Wim Alosery and Jewgenij Malychin
Wim Alosery and Jewgenij Malychin


Wim Alosery aus den Niederlanden (links) und Jewgenij Malychin (Ukraine) überlebten die Bombardierung der Häftlingsschiffe in der Lübecker Bucht am 3. Mai 1945. 70 später trafen sie sich bei der Gedenkveranstaltung in Neustadt-Pelzerhaken.
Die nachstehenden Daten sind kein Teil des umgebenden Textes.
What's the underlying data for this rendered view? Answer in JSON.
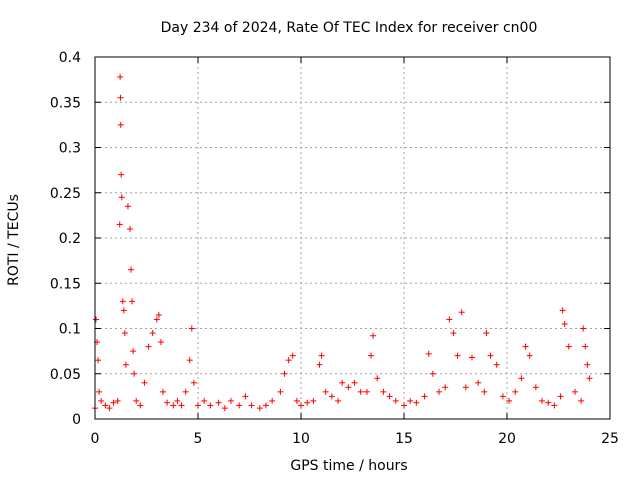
{
  "chart_data": {
    "type": "scatter",
    "title": "Day 234 of 2024, Rate Of TEC Index for receiver cn00",
    "xlabel": "GPS time / hours",
    "ylabel": "ROTI / TECUs",
    "xlim": [
      0,
      25
    ],
    "ylim": [
      0,
      0.4
    ],
    "x_ticks": [
      0,
      5,
      10,
      15,
      20,
      25
    ],
    "x_tick_labels": [
      "0",
      "5",
      "10",
      "15",
      "20",
      "25"
    ],
    "y_ticks": [
      0,
      0.05,
      0.1,
      0.15,
      0.2,
      0.25,
      0.3,
      0.35,
      0.4
    ],
    "y_tick_labels": [
      "0",
      "0.05",
      "0.1",
      "0.15",
      "0.2",
      "0.25",
      "0.3",
      "0.35",
      "0.4"
    ],
    "grid": true,
    "marker": "+",
    "marker_color": "#ff0000",
    "series": [
      {
        "name": "ROTI",
        "x": [
          0.0,
          0.05,
          0.1,
          0.15,
          0.2,
          0.3,
          0.5,
          0.7,
          0.9,
          1.1,
          1.2,
          1.22,
          1.24,
          1.25,
          1.27,
          1.3,
          1.35,
          1.4,
          1.45,
          1.5,
          1.6,
          1.7,
          1.75,
          1.8,
          1.85,
          1.9,
          2.0,
          2.2,
          2.4,
          2.6,
          2.8,
          3.0,
          3.1,
          3.2,
          3.3,
          3.5,
          3.8,
          4.0,
          4.2,
          4.4,
          4.6,
          4.7,
          4.8,
          5.0,
          5.3,
          5.6,
          6.0,
          6.3,
          6.6,
          7.0,
          7.3,
          7.6,
          8.0,
          8.3,
          8.6,
          9.0,
          9.2,
          9.4,
          9.6,
          9.8,
          10.0,
          10.3,
          10.6,
          10.9,
          11.0,
          11.2,
          11.5,
          11.8,
          12.0,
          12.3,
          12.6,
          12.9,
          13.2,
          13.4,
          13.5,
          13.7,
          14.0,
          14.3,
          14.6,
          15.0,
          15.3,
          15.6,
          16.0,
          16.2,
          16.4,
          16.7,
          17.0,
          17.2,
          17.4,
          17.6,
          17.8,
          18.0,
          18.3,
          18.6,
          18.9,
          19.0,
          19.2,
          19.5,
          19.8,
          20.1,
          20.4,
          20.7,
          20.9,
          21.1,
          21.4,
          21.7,
          22.0,
          22.3,
          22.6,
          22.7,
          22.8,
          23.0,
          23.3,
          23.6,
          23.7,
          23.8,
          23.9,
          24.0
        ],
        "y": [
          0.012,
          0.11,
          0.085,
          0.065,
          0.03,
          0.02,
          0.015,
          0.012,
          0.018,
          0.02,
          0.215,
          0.378,
          0.355,
          0.325,
          0.27,
          0.245,
          0.13,
          0.12,
          0.095,
          0.06,
          0.235,
          0.21,
          0.165,
          0.13,
          0.075,
          0.05,
          0.02,
          0.015,
          0.04,
          0.08,
          0.095,
          0.11,
          0.115,
          0.085,
          0.03,
          0.018,
          0.015,
          0.02,
          0.015,
          0.03,
          0.065,
          0.1,
          0.04,
          0.015,
          0.02,
          0.015,
          0.018,
          0.012,
          0.02,
          0.015,
          0.025,
          0.015,
          0.012,
          0.015,
          0.02,
          0.03,
          0.05,
          0.065,
          0.07,
          0.02,
          0.015,
          0.018,
          0.02,
          0.06,
          0.07,
          0.03,
          0.025,
          0.02,
          0.04,
          0.035,
          0.04,
          0.03,
          0.03,
          0.07,
          0.092,
          0.045,
          0.03,
          0.025,
          0.02,
          0.015,
          0.02,
          0.018,
          0.025,
          0.072,
          0.05,
          0.03,
          0.035,
          0.11,
          0.095,
          0.07,
          0.118,
          0.035,
          0.068,
          0.04,
          0.03,
          0.095,
          0.07,
          0.06,
          0.025,
          0.02,
          0.03,
          0.045,
          0.08,
          0.07,
          0.035,
          0.02,
          0.018,
          0.015,
          0.025,
          0.12,
          0.105,
          0.08,
          0.03,
          0.02,
          0.1,
          0.08,
          0.06,
          0.045
        ]
      }
    ]
  }
}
Foto: Mark Mühlhaus / KZ-Gedenkstätte Neuengamme

Grußwort von Martine Letterie

Präsidentin der Amicale Internationale KZ Neuengamme, anlässlich des 75. Jahrestages der Bombierung der Häftlingsschiffe in der Lübecker Bucht
am 3. Mai 1945

Jewgeny Malychin und Wim Alosery posierten 2015 gemeinsam am Cap-Arcona-Ehrenmal. Sie gehörten zu den wenigen Überlebenden der Katastrophe in der Lübecker Bucht am 3. Mai 1945, wenige Tage vor dem Ende des Zweiten Weltkriegs.
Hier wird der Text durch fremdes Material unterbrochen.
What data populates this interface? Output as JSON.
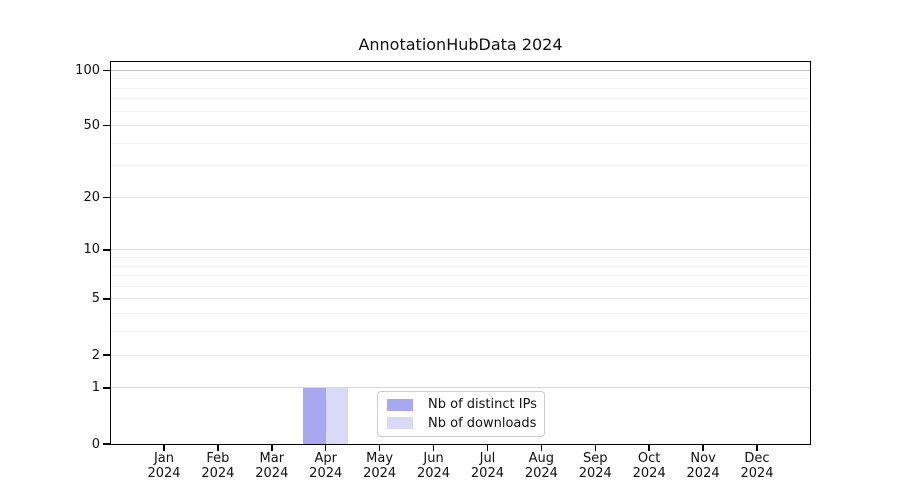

Um ihre Spuren zu verwischen, deportierten die Nazis Ende April Tausende von Häftlingen aus dem Konzentrationslager Neuengamme an den Hafen von Neustadt. Dort wurden sie auf die Schiffe Athen, Thielbeck und Cap Arcona verbracht. Die beiden letzteren lagen weiter draußen in der Bucht vor Anker, als britische Typhoons am 3. Mai einen Luftangriff starteten. Die Piloten nahmen an, dass es sich um deutsche Truppentransporte handelte.
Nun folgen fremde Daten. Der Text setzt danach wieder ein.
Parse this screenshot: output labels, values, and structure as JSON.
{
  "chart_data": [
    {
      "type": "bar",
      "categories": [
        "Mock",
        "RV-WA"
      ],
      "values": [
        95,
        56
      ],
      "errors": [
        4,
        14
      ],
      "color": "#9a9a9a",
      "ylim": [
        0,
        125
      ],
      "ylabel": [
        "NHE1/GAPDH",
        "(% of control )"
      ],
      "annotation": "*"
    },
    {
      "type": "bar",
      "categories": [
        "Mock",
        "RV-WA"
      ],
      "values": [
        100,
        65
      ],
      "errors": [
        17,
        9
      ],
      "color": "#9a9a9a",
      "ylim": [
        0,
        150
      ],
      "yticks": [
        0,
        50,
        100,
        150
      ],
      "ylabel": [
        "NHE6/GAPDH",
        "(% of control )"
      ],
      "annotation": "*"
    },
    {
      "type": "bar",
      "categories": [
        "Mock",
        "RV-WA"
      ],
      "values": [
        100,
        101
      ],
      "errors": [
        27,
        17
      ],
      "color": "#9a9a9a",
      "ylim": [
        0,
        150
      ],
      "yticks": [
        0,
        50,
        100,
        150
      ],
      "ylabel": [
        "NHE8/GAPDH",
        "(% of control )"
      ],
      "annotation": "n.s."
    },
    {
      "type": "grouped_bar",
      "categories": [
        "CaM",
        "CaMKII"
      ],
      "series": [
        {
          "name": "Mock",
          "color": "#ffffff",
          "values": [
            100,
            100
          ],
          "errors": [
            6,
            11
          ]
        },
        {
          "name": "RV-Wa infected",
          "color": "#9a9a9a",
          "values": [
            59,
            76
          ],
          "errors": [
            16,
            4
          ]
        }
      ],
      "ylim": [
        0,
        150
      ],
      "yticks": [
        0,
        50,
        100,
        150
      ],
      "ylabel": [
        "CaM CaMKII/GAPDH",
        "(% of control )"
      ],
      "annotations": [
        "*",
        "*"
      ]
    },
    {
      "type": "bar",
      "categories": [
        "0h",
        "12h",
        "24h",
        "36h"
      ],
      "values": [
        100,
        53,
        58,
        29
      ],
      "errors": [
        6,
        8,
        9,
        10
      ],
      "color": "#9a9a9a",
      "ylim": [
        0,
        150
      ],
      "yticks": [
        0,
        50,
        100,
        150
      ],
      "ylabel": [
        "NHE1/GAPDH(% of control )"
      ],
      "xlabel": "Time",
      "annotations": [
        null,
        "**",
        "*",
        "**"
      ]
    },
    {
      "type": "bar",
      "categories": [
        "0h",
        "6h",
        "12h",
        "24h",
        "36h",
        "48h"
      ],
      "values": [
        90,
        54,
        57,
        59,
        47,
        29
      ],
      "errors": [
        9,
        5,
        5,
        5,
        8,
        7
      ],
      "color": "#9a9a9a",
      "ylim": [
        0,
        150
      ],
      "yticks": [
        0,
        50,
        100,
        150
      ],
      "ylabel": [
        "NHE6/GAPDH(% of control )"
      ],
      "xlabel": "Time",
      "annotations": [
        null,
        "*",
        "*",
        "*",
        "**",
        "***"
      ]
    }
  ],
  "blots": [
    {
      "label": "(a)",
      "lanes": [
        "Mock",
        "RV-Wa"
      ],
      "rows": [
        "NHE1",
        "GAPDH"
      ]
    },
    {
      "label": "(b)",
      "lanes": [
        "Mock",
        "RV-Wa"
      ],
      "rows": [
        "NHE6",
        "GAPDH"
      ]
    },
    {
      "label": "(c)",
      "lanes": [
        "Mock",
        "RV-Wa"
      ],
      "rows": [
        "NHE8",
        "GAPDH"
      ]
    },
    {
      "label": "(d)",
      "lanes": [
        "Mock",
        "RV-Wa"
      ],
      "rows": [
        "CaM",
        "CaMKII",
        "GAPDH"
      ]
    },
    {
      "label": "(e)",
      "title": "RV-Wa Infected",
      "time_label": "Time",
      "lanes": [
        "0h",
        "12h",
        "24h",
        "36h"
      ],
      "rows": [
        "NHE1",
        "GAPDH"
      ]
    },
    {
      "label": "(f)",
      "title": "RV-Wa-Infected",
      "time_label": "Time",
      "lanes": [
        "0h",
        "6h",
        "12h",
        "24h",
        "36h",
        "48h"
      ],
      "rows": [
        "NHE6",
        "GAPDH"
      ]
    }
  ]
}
Auf der Cap Arcona befanden sich etwa 7000 Häftlinge, an Bord der Thielbek 2500 bis 3000. Die Cap Arcona fing an zu brennen, die Thielbek sank ziemlich schnell. Auf beiden Schiffen brach die Hölle aus. Die Gefangenen versuchten, ihr Leben zu retten, aber nur wenige hatten Erfolg. Die meisten ertranken oder verbrannten, auch schossen die englischen Flugzeuge weiter auf die Ertrinkenden. Deutsche SS-Männer und Mitglieder der Hitlerjugend schossen auf die Häftlinge, die die Küste erreichten. 7000 Menschen starben einen schrecklichen Tod.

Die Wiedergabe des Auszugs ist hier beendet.